I made it to the junkyard today and all I can say is it sure beats getting all this stuff at the parts store. For $31 and some change I walked out with a transmission cooler oil cooler 2 vssb/drac speed buffer units and the wiring pigtail for the coil to the harness and tach as well as the wiring from coil to distributor. I had $240 bugeted for all of these little items so I'm happy how that turned out. I picked up a good set of plug wires and went down to Arizona TPI and bought a fuel pump setup and the fuel fittings. This wasn't cheap at $220 just for my fuel setup but I really liked the guys down there great service and they know their stuff. The pump was around $130 and $40 more for the kit with a filter before and after.
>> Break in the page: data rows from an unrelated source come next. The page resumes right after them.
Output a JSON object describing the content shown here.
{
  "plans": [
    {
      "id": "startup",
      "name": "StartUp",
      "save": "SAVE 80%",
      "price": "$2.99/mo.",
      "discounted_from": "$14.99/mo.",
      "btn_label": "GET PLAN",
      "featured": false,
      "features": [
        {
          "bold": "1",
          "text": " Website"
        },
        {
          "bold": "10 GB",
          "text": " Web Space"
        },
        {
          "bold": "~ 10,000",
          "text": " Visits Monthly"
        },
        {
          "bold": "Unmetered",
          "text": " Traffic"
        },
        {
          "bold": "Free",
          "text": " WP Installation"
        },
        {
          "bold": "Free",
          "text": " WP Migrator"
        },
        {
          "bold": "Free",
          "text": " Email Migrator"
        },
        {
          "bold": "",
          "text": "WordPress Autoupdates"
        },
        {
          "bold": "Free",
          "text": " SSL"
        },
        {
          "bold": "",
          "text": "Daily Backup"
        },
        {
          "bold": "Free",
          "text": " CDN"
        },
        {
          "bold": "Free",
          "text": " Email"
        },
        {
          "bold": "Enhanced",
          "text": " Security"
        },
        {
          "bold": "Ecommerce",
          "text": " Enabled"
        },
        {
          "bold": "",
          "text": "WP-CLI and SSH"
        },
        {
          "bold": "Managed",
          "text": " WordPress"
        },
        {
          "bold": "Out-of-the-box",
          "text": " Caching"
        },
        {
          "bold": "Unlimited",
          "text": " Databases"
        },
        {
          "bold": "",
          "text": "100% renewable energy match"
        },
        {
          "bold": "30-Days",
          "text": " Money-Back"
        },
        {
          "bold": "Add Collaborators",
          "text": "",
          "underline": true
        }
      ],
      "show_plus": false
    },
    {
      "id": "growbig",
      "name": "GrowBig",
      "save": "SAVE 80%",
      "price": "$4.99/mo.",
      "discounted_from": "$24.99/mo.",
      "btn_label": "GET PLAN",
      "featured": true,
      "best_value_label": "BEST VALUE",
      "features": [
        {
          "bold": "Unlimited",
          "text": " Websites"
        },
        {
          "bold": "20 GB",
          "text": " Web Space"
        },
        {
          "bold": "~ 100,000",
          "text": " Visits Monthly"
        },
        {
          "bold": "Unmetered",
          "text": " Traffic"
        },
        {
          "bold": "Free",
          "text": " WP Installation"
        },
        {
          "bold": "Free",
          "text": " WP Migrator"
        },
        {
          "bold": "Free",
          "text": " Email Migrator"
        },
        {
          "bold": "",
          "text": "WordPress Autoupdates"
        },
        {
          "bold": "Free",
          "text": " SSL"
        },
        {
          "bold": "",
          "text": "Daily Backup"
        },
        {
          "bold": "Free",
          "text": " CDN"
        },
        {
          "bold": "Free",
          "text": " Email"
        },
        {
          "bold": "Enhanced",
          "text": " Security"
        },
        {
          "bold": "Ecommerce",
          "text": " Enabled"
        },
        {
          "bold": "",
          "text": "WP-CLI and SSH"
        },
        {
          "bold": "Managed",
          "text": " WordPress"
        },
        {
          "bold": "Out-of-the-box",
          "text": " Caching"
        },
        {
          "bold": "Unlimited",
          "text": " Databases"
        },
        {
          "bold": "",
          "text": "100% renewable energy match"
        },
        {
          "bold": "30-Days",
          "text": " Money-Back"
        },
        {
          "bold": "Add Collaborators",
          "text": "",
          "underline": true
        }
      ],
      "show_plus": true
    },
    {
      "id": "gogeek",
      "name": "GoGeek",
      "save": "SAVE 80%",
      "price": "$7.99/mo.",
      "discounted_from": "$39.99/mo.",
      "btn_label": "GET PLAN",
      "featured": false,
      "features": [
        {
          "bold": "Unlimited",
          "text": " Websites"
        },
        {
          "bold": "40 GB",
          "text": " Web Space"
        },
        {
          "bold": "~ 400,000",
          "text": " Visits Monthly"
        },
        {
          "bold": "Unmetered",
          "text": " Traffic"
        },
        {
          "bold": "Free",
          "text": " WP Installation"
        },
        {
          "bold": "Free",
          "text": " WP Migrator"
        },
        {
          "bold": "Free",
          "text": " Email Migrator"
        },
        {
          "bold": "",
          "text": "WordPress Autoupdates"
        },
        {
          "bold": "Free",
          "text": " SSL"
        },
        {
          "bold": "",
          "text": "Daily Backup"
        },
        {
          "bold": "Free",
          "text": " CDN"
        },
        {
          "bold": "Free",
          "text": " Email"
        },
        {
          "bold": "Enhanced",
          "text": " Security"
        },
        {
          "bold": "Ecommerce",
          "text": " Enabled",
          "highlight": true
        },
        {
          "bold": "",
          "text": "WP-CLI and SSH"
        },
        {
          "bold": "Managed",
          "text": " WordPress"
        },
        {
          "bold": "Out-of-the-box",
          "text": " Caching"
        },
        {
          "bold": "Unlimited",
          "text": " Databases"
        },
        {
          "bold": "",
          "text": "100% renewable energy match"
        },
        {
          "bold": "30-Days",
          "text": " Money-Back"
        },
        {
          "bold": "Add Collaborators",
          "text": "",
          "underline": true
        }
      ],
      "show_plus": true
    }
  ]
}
The fittings were around $40 but they do look cool. They are a pretty good source for anything TBI/TPI up to LS engine related and very willing to answer any questions. I can't wait to get this thing going and I ended up being able to take tommorrow off so It should run. I am still waiting on advance adaptors but I can at least get everything in and running ready to go for the transfer case.
 
This is to anyone who has swapped keeping emissions did you pull the canister from a junkyard or does the Land Cruiser Canister work alright?
 
The KA rule for pre- OBD II is that what is on the engine stays on the engine and what is one the chassis stays on the chassis unless something on the engine renders it obsolete. I read somewhere that the canisters are sized to the fuel tank capacity. If the OE canister is still working I'd use it.
 
As far as wiring the starter I get the starter gets power from the battery one wire comes from my old wiring to the solenoid but what goes to the other solinoid connection? can I just bring 12v to this it seems to be something for a neutral safety switch correct?
 
This is Killing me.. So as far as the starter goes the old toyota only had 2 connections? as far as I can tell. The new chevy has 1 for the positive cable and two others. Do I need something on both of these...? I would think just to test out the starter I would just need the one hooked up. Any advice/pictures would be much appreciated this thing is pretty much ready to finish the rest of the wiring if I can get this figured otu.
 
So I tested my starter and its good there is power there from the land cruiser wire. When the old starter wrie from the land cruiser is connected to the starter and I turn the key the battery meter drops all the way down and nothing happens. I test this wire and when the key is to start it gets twelve volts. but when Connected to the starter it wont turn the starter. If I take a screwdriver and connect the big terminal to the small terminal it turns over but it wont turn over with the key. Is the original wire to small for the chevy starter? I'm lost any help is appreciated.
 
the starter on my vortec has two wires....one is the main battery cable, the other feeds the solnoid. If you are having to jump the starter to get it to work....is the solnoid bad? Are you connected to the right side of the solnoid? IF you engage the ign and try to start and battery guage goes all the way down.... potentially sounds like a direct short in the starter itself, assuming good connections and battery.
 
Thanks Elbert what I ended up doing was running a second solenoid from a small car starter with the land cruiser ignition wire and a direct wire to the starter with the second solenoid inbetween. Apparently the ignition in the Land Cruiser isn't enough for the Chevy solenoid. Turned over beautifully after this. Tomorrow is the real test I'll hook up the oil cooler and the ecu I did the wiring for these and I'll see if it will run. for just a few seconds before I put everhything else back together.
 
think about that for a few.... main battery cable supplies the power...the small wire is just the trigger as I recall. I don't think its anything to do with the 12volt signal from the Yota, because those either work or they don't, it does not have some variable signal.